Fin 1918, les Allemands abandonnent Marville après l'avoir piégé en y cachant une bombe. Un soldat britannique, Charles Plumpick, est chargé de localiser la machine infernale et de la désamorcer avant qu'elle n'explose. Sur place, il découvre une cité bien évidemment désertée par ses habitants, à l'exception des pensionnaires de l'asile d'aliénés. Ceux-ci l'accueillent à bras ouverts ; ils reconnaissent en lui leur « Roi de Cœur ». Plumpick se laisse séduire par ses nouveaux compagnons mais n'en oublie pas sa mission pour autant.

Analyse et critique

L'une des thématiques récurrentes de la filmographie de Philippe de Broca, et en particulier dans ses premières œuvres, c'est la fuite du réel et de ses tracas pour une légèreté et un amusement perpétuel. Les personnages excentriques se réfugient ainsi dans l'oisiveté, la séduction, le marivaudage ou l'aventure dans des œuvres aussi diverses et bariolées que Les Jeux de l'amour (1960), Le Farceur (1961),  Cartouche (1962) ou bien L'Homme de Rio avec le de Broca farfelu et insaisissable première manière, mais également Le Magnifique (1973), Le Cavaleur (1979) ou L'Africain (1983) dans sa veine plus populaire qui suivra. Le réalisateur va encore plus loin avec Le Roi de Cœur, dans lequel il fait littéralement l'éloge de la folie dans ce qui est souvent considéré comme son chef-d'œuvre mais qui constituera aussi l'un de ses plus cuisants échecs commerciaux (et échecs critiques en France).

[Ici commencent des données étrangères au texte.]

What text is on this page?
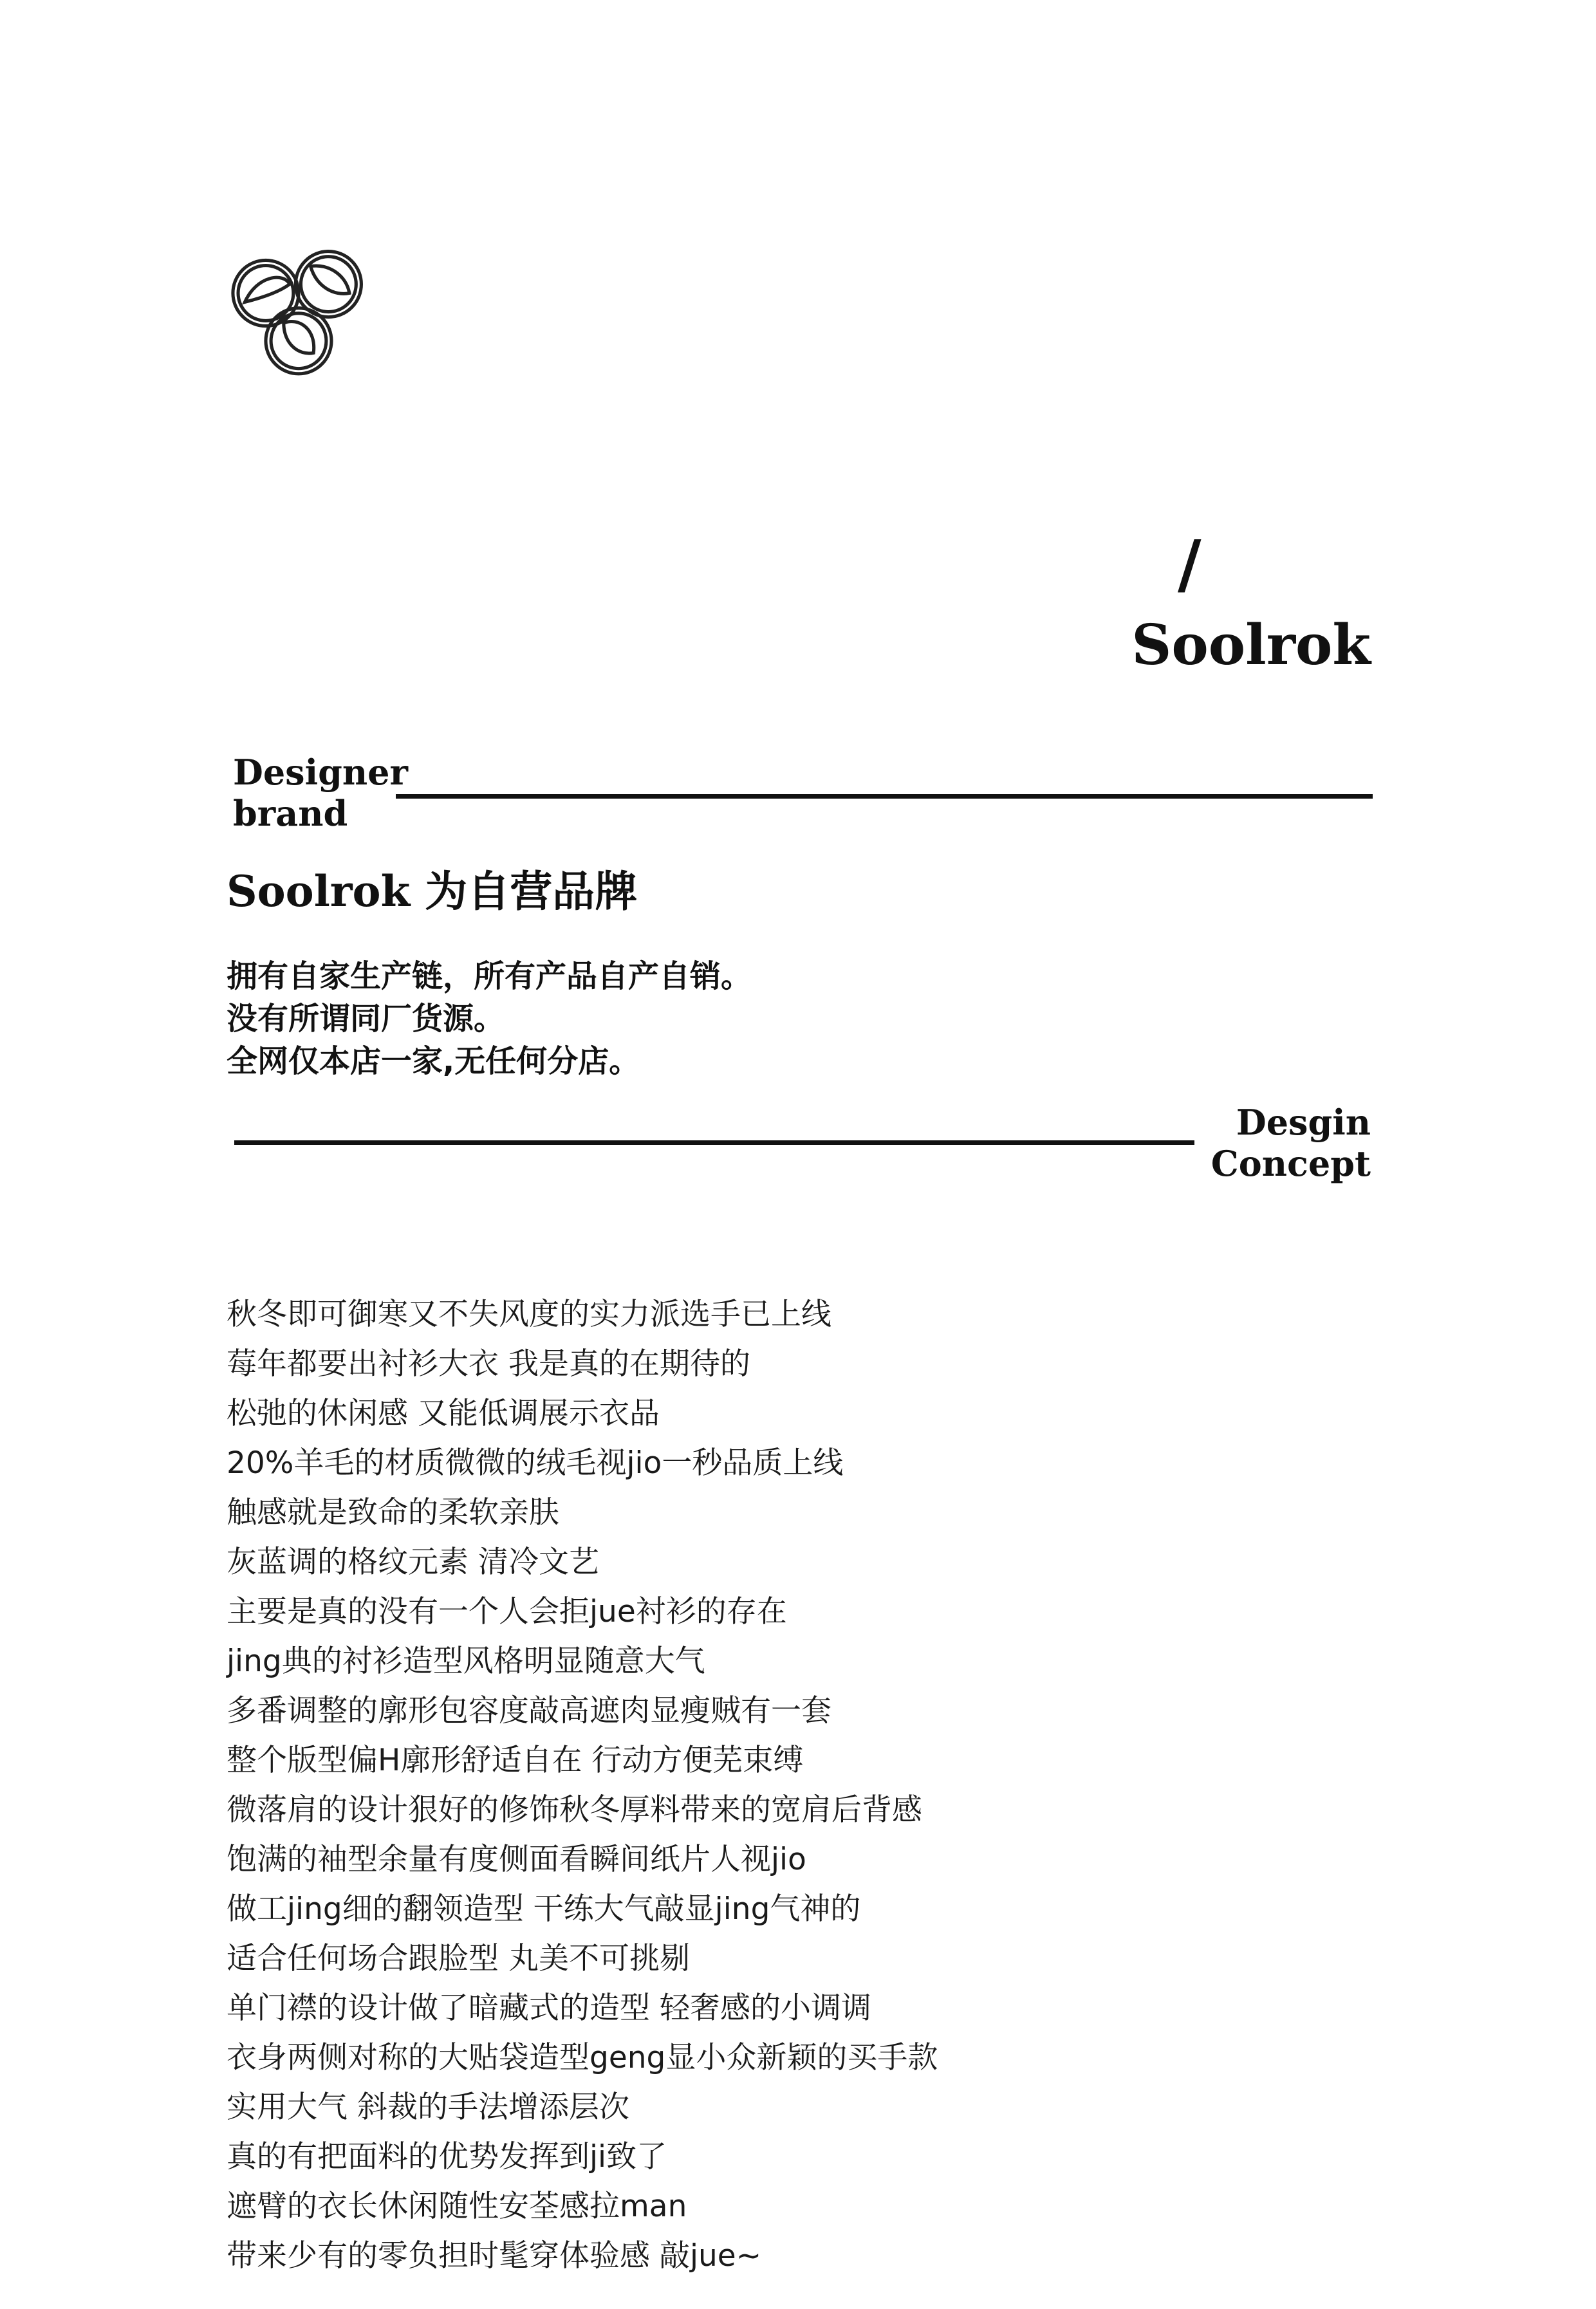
/
Soolrok
Designer
brand
Soolrok 为自营品牌
拥有自家生产链，所有产品自产自销。
没有所谓同厂货源。
全网仅本店一家,无任何分店。
Desgin
Concept
秋冬即可御寒又不失风度的实力派选手已上线
莓年都要出衬衫大衣 我是真的在期待的
松弛的休闲感 又能低调展示衣品
20%羊毛的材质微微的绒毛视jio一秒品质上线
触感就是致命的柔软亲肤
灰蓝调的格纹元素 清冷文艺
主要是真的没有一个人会拒jue衬衫的存在
jing典的衬衫造型风格明显随意大气
多番调整的廓形包容度敲高遮肉显瘦贼有一套
整个版型偏H廓形舒适自在 行动方便芜束缚
微落肩的设计狠好的修饰秋冬厚料带来的宽肩后背感
饱满的袖型余量有度侧面看瞬间纸片人视jio
做工jing细的翻领造型 干练大气敲显jing气神的
适合任何场合跟脸型 丸美不可挑剔
单门襟的设计做了暗藏式的造型 轻奢感的小调调
衣身两侧对称的大贴袋造型geng显小众新颖的买手款
实用大气 斜裁的手法增添层次
真的有把面料的优势发挥到ji致了
遮臂的衣长休闲随性安荃感拉man
带来少有的零负担时髦穿体验感 敲jue~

L'histoire se déroule à la fin de la Première Guerre mondiale dans le village français de Marville sous occupation allemande. L'envahisseur, sentant le vent tourner, décide de partir mais non sans avoir piégé les lieux avec une bombe qui doit tout détruire le lendemain à minuit. L'armée britannique, prévenue à temps, décide d'envoyer son élément le moins qualifié mais qui a le mérite d'être le seul à parler français, Charles Plumpick (Alan Bates). Surprise pour notre soldat arrivé sur place : le village est désert, si ce n'est les troupes allemandes en embuscade, et la seule aide qu'il peut espérer obtenir est celle des pensionnaires de l'asile local. Ceux-ci vont transformer la ville en un immense terrain de jeu, insouciants au danger qui les menace, au grand dam de Charles. Le message du film peut se résumer en deux moments clés. Tout d'abord celui où Alan Bates, traqué par les Allemands, se réfugie dans l'asile et se voit forcé de se mêler aux pensionnaires déjantés en s'autoproclamant "Roi de Cœur" afin de ne pas être démasqué. Il échappe à une mort certaine tout en étant adopté par les pensionnaires, qui prendront ce titre au pied de la lettre pour en faire réellement le souverain de ce royaume des fous. L'autre scène cruciale nous introduisant dans cet univers décalé sera celle où Micheline Presle, qui interprète une malade anonyme, découvre sa blouse d'hôpital, ses traits pâles et fatigués en se regardant dans un miroir et opère à coup de maquillage et de costume une saisissante transformation en la bien plus flamboyante Madame Eglantine, extravagante tenancière de maison close. La folie semble par ces deux exemples constituer une protection face à un monde trop laid et dangereux, que ce soit par un subterfuge qui ne demande qu'à se concrétiser pour Alan Bates ou alors un déguisement et une armure plus "consciente" de la part de Micheline Presle.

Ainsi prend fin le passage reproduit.